Hail Linux Cluster gurus,

I have researched myself into a corner and am looking for advice.  I've
never been a "clustered storage guy", so I apologize for the potentially
naive set of questions.  ( I am savvy on most other aspects of networks,
hardware, OS's etc... but not storage systems).

I've been handed ( 2 ) x86-64 boxes w/2 local disks each; and ( 2 )
FC-AL disk shelves w/14 disks each; and told to make a mini NAS/SAN (NFS
required, GFS optional).  If I can get this working reliably then there
appear to be about another ( 10 ) FC-AL shelves and a couple of Fiber
Switches laying around that will be handed to me.

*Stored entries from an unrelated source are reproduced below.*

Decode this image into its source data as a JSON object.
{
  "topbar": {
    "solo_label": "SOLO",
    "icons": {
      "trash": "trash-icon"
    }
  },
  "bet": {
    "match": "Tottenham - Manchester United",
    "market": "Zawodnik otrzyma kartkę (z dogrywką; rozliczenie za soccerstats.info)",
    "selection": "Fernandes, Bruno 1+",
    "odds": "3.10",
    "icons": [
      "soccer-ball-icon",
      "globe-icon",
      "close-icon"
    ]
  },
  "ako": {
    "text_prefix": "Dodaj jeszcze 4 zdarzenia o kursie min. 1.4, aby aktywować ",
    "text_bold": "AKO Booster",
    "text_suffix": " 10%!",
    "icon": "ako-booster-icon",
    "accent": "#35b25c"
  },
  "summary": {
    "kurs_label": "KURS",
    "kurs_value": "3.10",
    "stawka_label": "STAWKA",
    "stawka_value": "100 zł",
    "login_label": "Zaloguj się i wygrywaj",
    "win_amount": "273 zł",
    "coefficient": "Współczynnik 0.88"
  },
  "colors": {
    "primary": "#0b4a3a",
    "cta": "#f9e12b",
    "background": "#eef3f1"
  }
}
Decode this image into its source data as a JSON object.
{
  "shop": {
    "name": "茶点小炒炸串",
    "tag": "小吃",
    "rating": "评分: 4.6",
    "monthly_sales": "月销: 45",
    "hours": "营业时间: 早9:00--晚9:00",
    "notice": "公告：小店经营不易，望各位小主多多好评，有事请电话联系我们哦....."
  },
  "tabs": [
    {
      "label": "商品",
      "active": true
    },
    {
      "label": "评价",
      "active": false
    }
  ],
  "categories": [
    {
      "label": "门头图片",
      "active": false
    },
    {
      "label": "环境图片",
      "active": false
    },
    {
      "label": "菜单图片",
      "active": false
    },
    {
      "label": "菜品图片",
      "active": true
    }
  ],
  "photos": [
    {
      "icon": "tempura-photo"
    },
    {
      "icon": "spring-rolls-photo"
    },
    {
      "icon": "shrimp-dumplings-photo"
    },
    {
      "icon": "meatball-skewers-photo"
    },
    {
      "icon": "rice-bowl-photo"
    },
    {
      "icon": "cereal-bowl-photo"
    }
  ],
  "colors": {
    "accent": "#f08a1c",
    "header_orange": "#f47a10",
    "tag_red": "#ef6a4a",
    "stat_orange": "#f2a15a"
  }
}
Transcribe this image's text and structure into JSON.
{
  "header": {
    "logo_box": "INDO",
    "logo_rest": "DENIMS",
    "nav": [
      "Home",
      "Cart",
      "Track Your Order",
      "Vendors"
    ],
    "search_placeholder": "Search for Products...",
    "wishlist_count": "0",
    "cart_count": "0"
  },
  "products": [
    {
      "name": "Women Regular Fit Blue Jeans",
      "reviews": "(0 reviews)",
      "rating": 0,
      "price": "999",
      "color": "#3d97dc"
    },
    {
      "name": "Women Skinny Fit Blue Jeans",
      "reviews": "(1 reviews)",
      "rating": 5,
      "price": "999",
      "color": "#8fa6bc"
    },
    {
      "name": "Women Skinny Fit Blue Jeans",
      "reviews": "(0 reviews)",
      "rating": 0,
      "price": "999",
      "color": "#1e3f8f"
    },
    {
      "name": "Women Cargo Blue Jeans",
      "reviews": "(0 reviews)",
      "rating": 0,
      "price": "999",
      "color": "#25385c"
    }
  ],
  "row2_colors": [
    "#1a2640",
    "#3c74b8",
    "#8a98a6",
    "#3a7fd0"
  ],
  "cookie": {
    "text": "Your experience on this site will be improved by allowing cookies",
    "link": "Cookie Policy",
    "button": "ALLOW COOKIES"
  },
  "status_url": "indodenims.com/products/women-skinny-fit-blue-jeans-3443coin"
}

NFS filesystems will be mounted by several (less than 6) linux machines,
and a few (less than 4) windows machines [[ microsoft nfs client ]] -
all more or less doing web server type activities (so lots of reads from
a shared filesystem - log files not on NFS so no issue with high IO
writes).  I'm locked into NFS v3 for various reasons.  Optionally the
linux machines can be clustered and GFS'd instead - but I would still
need to come up with a solution for the windows machines - so a NAS
solution is still required even if I do GFS to the linux boxes.

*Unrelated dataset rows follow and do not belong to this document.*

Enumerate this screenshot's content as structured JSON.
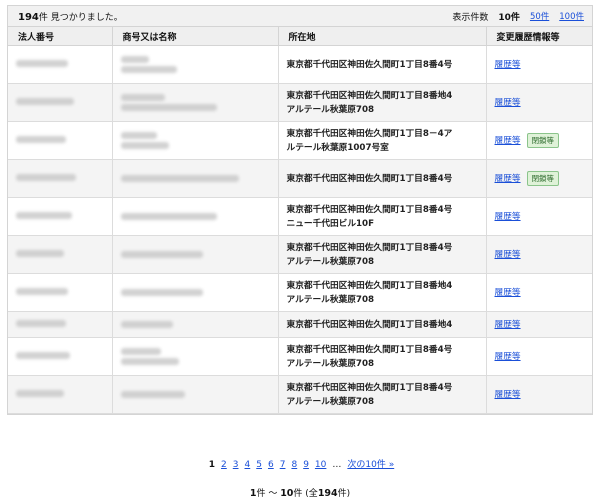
{
  "result": {
    "count": "194",
    "suffix": "件 見つかりました。"
  },
  "perpage": {
    "label": "表示件数",
    "current": "10件",
    "opt50": "50件",
    "opt100": "100件"
  },
  "columns": [
    "法人番号",
    "商号又は名称",
    "所在地",
    "変更履歴情報等"
  ],
  "rows": [
    {
      "address": "東京都千代田区神田佐久間町1丁目8番4号",
      "history": "履歴等",
      "badge": ""
    },
    {
      "address": "東京都千代田区神田佐久間町1丁目8番地4\nアルテール秋葉原708",
      "history": "履歴等",
      "badge": ""
    },
    {
      "address": "東京都千代田区神田佐久間町1丁目8－4ア\nルテール秋葉原1007号室",
      "history": "履歴等",
      "badge": "閉鎖等"
    },
    {
      "address": "東京都千代田区神田佐久間町1丁目8番4号",
      "history": "履歴等",
      "badge": "閉鎖等"
    },
    {
      "address": "東京都千代田区神田佐久間町1丁目8番4号\nニュー千代田ビル10F",
      "history": "履歴等",
      "badge": ""
    },
    {
      "address": "東京都千代田区神田佐久間町1丁目8番4号\nアルテール秋葉原708",
      "history": "履歴等",
      "badge": ""
    },
    {
      "address": "東京都千代田区神田佐久間町1丁目8番地4\nアルテール秋葉原708",
      "history": "履歴等",
      "badge": ""
    },
    {
      "address": "東京都千代田区神田佐久間町1丁目8番地4",
      "history": "履歴等",
      "badge": ""
    },
    {
      "address": "東京都千代田区神田佐久間町1丁目8番4号\nアルテール秋葉原708",
      "history": "履歴等",
      "badge": ""
    },
    {
      "address": "東京都千代田区神田佐久間町1丁目8番4号\nアルテール秋葉原708",
      "history": "履歴等",
      "badge": ""
    }
  ],
  "pagination": {
    "pages": [
      "1",
      "2",
      "3",
      "4",
      "5",
      "6",
      "7",
      "8",
      "9",
      "10"
    ],
    "current": "1",
    "ellipsis": "…",
    "next": "次の10件 »"
  },
  "summary": {
    "start": "1",
    "start_unit": "件",
    "sep": " ～ ",
    "end": "10",
    "end_unit": "件",
    "total_open": " (全",
    "total": "194",
    "total_close": "件)"
  }
}
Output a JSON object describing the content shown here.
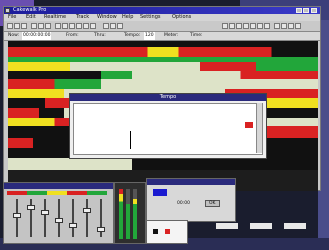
{
  "window": {
    "title": "Cakewalk Pro",
    "menu": [
      "File",
      "Edit",
      "Realtime",
      "Track",
      "Window",
      "Help",
      "Settings",
      "Options"
    ]
  },
  "status": {
    "now_label": "Now:",
    "now_value": "00:00:00:00",
    "from_label": "From:",
    "thru_label": "Thru:",
    "tempo_label": "Tempo:",
    "tempo_value": "120",
    "meter_label": "Meter:",
    "time_label": "Time:"
  },
  "dialog": {
    "title": "Tempo"
  },
  "bottom": {
    "meter_value": "00:00",
    "ok_label": "OK"
  },
  "colors": {
    "track_red": "#d92222",
    "track_green": "#22a63a",
    "track_yellow": "#f0e020",
    "track_black": "#111111"
  }
}
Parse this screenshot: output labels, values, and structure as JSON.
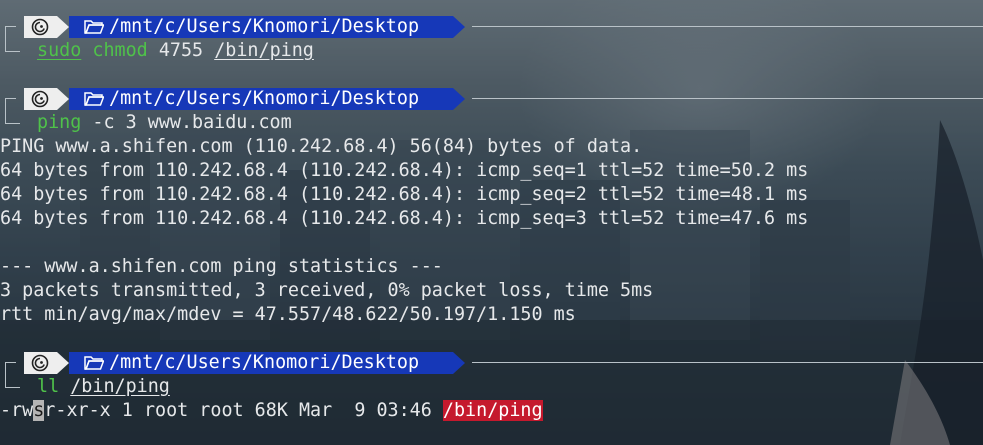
{
  "prompt": {
    "os_icon": "debian-swirl-icon",
    "folder_icon": "folder-open-icon",
    "path": "/mnt/c/Users/Knomori/Desktop"
  },
  "blocks": [
    {
      "command": {
        "parts": [
          "sudo",
          "chmod",
          "4755",
          "/bin/ping"
        ]
      }
    },
    {
      "command": {
        "parts": [
          "ping",
          "-c 3 www.baidu.com"
        ]
      },
      "output": [
        "PING www.a.shifen.com (110.242.68.4) 56(84) bytes of data.",
        "64 bytes from 110.242.68.4 (110.242.68.4): icmp_seq=1 ttl=52 time=50.2 ms",
        "64 bytes from 110.242.68.4 (110.242.68.4): icmp_seq=2 ttl=52 time=48.1 ms",
        "64 bytes from 110.242.68.4 (110.242.68.4): icmp_seq=3 ttl=52 time=47.6 ms",
        "",
        "--- www.a.shifen.com ping statistics ---",
        "3 packets transmitted, 3 received, 0% packet loss, time 5ms",
        "rtt min/avg/max/mdev = 47.557/48.622/50.197/1.150 ms"
      ]
    },
    {
      "command": {
        "parts": [
          "ll",
          "/bin/ping"
        ]
      },
      "listing": {
        "perm_a": "-rw",
        "perm_cursor": "s",
        "perm_b": "r-xr-x",
        "rest": " 1 root root 68K Mar  9 03:46 ",
        "filename": "/bin/ping"
      }
    }
  ],
  "colors": {
    "command_ok": "#4fc24a",
    "path_bg": "#1638b8",
    "os_bg": "#eeeeee",
    "setuid_highlight": "#c5192d",
    "text": "#e6e8ea"
  }
}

Active / Passive on the NFS is fine.

* Each of the ( 2 ) x86-64 machines have a Qlogic dual HBA 1 fiber
direct connected to each shelf  (no fiber switches yet - but will have
them later if I can make this all work); I've loaded RHEL 5.4 x86-64.

* Each of the ( 2 ) RHEL 5.4 boxes - used the 2 local disks w/onboard
fake raid1 = /dev/sda - basic install so /boot and LVM for the rest -
nothing special here (didn't do mdadm basically for simplicity of /dev/sda)

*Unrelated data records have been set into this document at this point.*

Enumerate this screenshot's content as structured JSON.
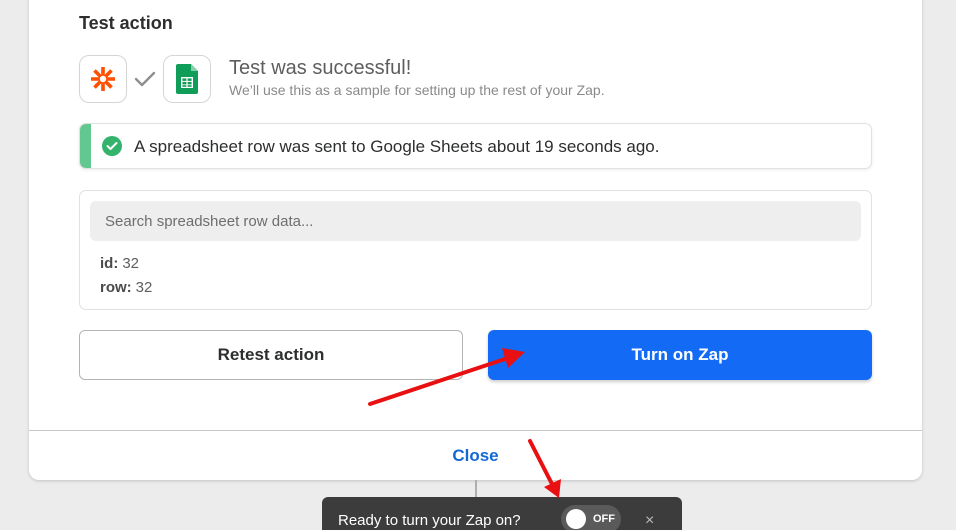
{
  "panel": {
    "title": "Test action",
    "success_title": "Test was successful!",
    "success_subtitle": "We’ll use this as a sample for setting up the rest of your Zap."
  },
  "apps": {
    "trigger_icon": "zapier-asterisk-icon",
    "action_icon": "google-sheets-icon",
    "connector_icon": "check-icon"
  },
  "notice": {
    "text": "A spreadsheet row was sent to Google Sheets about 19 seconds ago."
  },
  "data": {
    "search_placeholder": "Search spreadsheet row data...",
    "fields": [
      {
        "key": "id:",
        "value": "32"
      },
      {
        "key": "row:",
        "value": "32"
      }
    ]
  },
  "buttons": {
    "retest": "Retest action",
    "turn_on": "Turn on Zap",
    "close": "Close"
  },
  "toast": {
    "text": "Ready to turn your Zap on?",
    "toggle_state": "OFF",
    "dismiss": "×"
  },
  "colors": {
    "primary": "#136bf5",
    "success": "#34b36c",
    "zapier_orange": "#ff4f00",
    "sheets_green": "#0f9d58",
    "annotation_arrow": "#e81010"
  }
}
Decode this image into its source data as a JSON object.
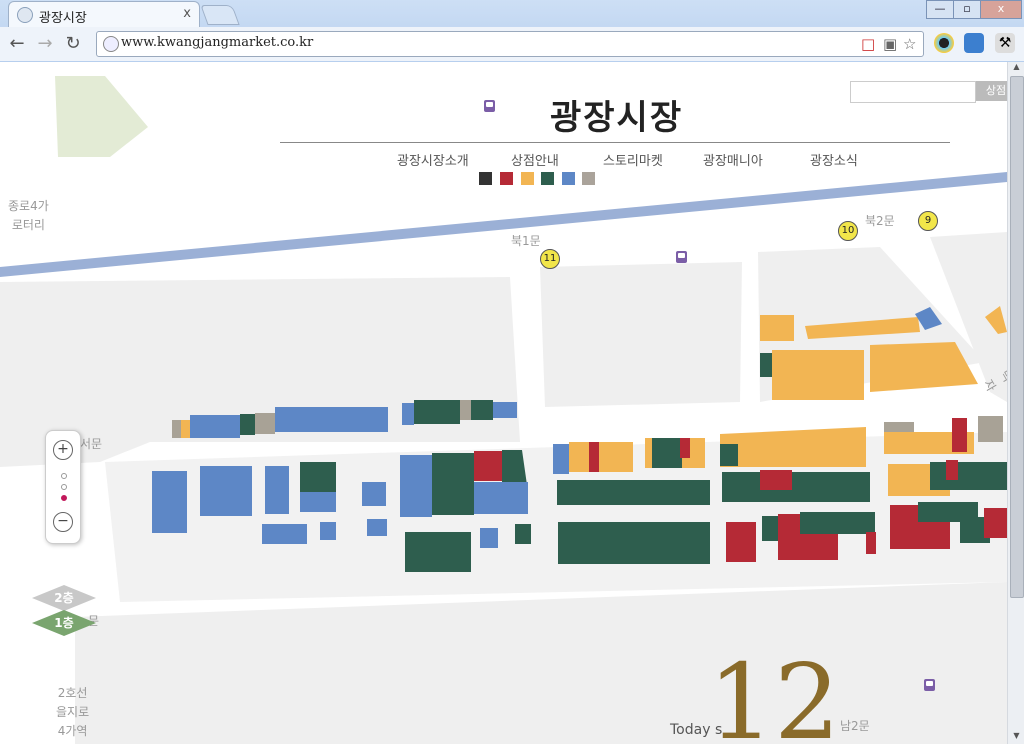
{
  "browser": {
    "tab_title": "광장시장",
    "tab_close": "x",
    "url": "www.kwangjangmarket.co.kr",
    "win_min": "—",
    "win_max": "▫",
    "win_close": "x"
  },
  "site": {
    "logo": "광장시장",
    "search_button": "상점",
    "menu": [
      "광장시장소개",
      "상점안내",
      "스토리마켓",
      "광장매니아",
      "광장소식"
    ],
    "swatches": [
      "#333333",
      "#b52a36",
      "#f2b553",
      "#2e5e4e",
      "#5d87c6",
      "#aaa39a"
    ]
  },
  "map": {
    "labels": {
      "rotary": "종로4가\n로터리",
      "north1": "북1문",
      "north2": "북2문",
      "west": "서문",
      "west_lower": "문",
      "station": "2호선\n을지로\n4가역",
      "south2": "남2문",
      "east": "먹자"
    },
    "markers": {
      "m9": "9",
      "m10": "10",
      "m11": "11"
    },
    "floors": {
      "f2": "2층",
      "f1": "1층"
    },
    "zoom_in": "+",
    "zoom_out": "−"
  },
  "today": {
    "label": "Today s",
    "number": "12"
  }
}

* Each of the ( 2 ) RHEL 5.4 boxes can see all the disks on both shelves
- and since I don't have Fiber Switches yet - at the moment there is
only 1 path to each disk; however as I assume I will figure out a method
to make this work - I have enabled multipath - and therefore I have
consistent names to 28 disks.

Here's my dilemma.  How do I best add Redundancy to the Disks, removing
as many single points of failure, and preserving as much diskspace as
possible?

My initial thought was - to take "shelf1:disk1 and shelf2:disk1" and put
them into a software raid1 - mdadm; then put the resulting /dev/md0 into
a LVM.  When I need more diskspace, I just then create "shelf1:disk2 and
shelf2:disk2" as another software raid1 then just add the new "/dev/md1"
into the LVM and expand the FS. This handles a couple things in my mind:

1. Each shelf is really a FC-AL so it's possible that a single disk
going nuts could flood the FC-AL and all the disks in that shelf go poof
until the controller can figure itself out and/or the bad disk is removed.

2. Efficient I am retaining 50% storage capacity after redundancy - if I
can do the "shelf1:disk1 + shelf2:disk2" mirrors; plus all bandwidth
used is spread across the 2 HBA fibers and nothing goes over the TCP
network.  Conversely DRBD doesn't excite me much - as I then have to do
both raid in the shelf (probably still with MDADM) and then I add TCP
(ethernet) based RAID1 between the nodes - and when all is said and done
- I only the have 25% of storage capacity still available after redundancy.

3. I easy to add more diskspace - as each new mirror (software raid1)
can just be added to an existing LVM.

  From what I can find messing with Luci (Conga) though... is - I don't
see any resource scripts listed for - "mdadm" (on RHEL 5.4) - so would
my idea even work  (I have found some posts asking for a mdadm resource
script but I've seen no response)?  I also see with RHEL 5.3 LVM has
mirrors that can be clustered now - is this the right answer?  I've done
a ton of reading but everything I've dug up so far; assumes that the
fiber devices are being presented by a SAN that is doing the redundancy
before the RHEL box sees the disk... or... there are a ton of examples
of where fiber is not in the picture and there are a bunch of locally
attached hosts presenting storage onto the TCP (ethernet) - but I've not
found nearly anything on my situation...

So... here I am... :-)  I really just have 2 nodes - who can both see -
a bunch of disks (JBOD) and I want to present them to multiple hosts via
NFS (required) or GFS (to linux boxes only).

All ideas - are greatly appreciated!